With all of that said, I’d still keep NetBeez in the product to watch category. The pricing model seems pretty reasonable, the agents are small and easy to deploy, and they certainly can give you visibility into the network from multiple locations, which can really help in identifying where a problem occurred. I’m sure that the team will keep enhancing the product, and as they do so, NetBeez inevitably becomes a progressively more attractive option. If I am lucky enough to see NetBeez in another 18 months, I fully expect to be blown away. The gauntlet has been dropped, sirs!

 

Links

To get another perspective about NetBeez, why not check out fellow NFD12 delegate Tim Miller who wrote about them in his article Seeing the Network Through Your User’s Eyes.

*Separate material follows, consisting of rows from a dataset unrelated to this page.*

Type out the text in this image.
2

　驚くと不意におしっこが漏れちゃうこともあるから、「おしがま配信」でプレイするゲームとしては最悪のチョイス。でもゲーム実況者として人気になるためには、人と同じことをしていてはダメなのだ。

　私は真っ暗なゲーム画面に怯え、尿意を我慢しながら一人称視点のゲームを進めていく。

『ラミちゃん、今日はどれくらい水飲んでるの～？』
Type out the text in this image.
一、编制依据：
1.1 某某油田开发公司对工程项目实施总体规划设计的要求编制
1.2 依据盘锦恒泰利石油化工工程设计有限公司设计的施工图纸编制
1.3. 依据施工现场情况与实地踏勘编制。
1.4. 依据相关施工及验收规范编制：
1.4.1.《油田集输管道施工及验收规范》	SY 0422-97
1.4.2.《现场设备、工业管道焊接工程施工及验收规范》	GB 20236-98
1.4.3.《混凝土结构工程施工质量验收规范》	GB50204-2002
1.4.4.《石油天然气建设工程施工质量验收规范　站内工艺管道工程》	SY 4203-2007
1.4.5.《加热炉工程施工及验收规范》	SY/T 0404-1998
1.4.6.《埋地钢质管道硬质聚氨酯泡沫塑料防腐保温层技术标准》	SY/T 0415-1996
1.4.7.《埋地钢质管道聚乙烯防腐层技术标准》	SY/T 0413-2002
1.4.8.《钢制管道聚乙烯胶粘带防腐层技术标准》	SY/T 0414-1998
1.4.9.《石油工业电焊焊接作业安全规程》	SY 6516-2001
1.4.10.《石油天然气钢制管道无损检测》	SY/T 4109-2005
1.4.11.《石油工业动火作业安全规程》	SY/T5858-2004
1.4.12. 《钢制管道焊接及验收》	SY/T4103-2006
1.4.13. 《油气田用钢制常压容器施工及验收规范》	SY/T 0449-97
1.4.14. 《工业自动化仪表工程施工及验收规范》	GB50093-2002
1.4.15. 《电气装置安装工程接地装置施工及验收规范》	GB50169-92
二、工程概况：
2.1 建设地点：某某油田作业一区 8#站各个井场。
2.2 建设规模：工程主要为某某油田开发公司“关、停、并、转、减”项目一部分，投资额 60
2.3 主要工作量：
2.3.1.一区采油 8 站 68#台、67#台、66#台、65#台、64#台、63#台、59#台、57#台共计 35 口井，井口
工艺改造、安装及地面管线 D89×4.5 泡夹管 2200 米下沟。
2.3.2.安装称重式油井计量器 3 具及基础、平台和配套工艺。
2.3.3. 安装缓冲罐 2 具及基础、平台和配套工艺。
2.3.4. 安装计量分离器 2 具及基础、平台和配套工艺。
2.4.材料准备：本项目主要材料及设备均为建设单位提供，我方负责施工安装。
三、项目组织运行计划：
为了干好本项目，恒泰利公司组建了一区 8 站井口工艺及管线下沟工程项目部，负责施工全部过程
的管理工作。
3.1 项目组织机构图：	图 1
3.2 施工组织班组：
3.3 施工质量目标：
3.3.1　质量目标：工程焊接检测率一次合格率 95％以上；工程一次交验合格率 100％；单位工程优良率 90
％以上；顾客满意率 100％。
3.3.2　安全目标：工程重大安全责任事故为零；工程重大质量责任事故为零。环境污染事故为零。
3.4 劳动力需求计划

Tech Field Day records all the vendor presentations in high definition then makes them available to stream on demand via Vimeo and YouTube. If you are curious to learn more about the NetBeez solution, it’s worth hearing the story from the horse’s mouth, as it were, and watching the presentations for yourself. There were four topics covered, with links to each video below:

 

Disclosure

I was an invited delegate to Network Field Day 12, at which NetBeez presented. Sponsors pay to present to NFD delegates, and in turn that money funds my transport, accommodation and nutritional needs while I am there. That said, I don’t get paid anything to be there, and I’m under no obligation to write so much as a single tweet about any of the presenting companies, let alone write anything nice about them. If I have written about a sponsoring company, you can rest assured that I’m saying what I want to say and I’m writing it because I want to, not because I have to. NetBeez gave me a Beez FastEthernet agent and access to a shared online management portal.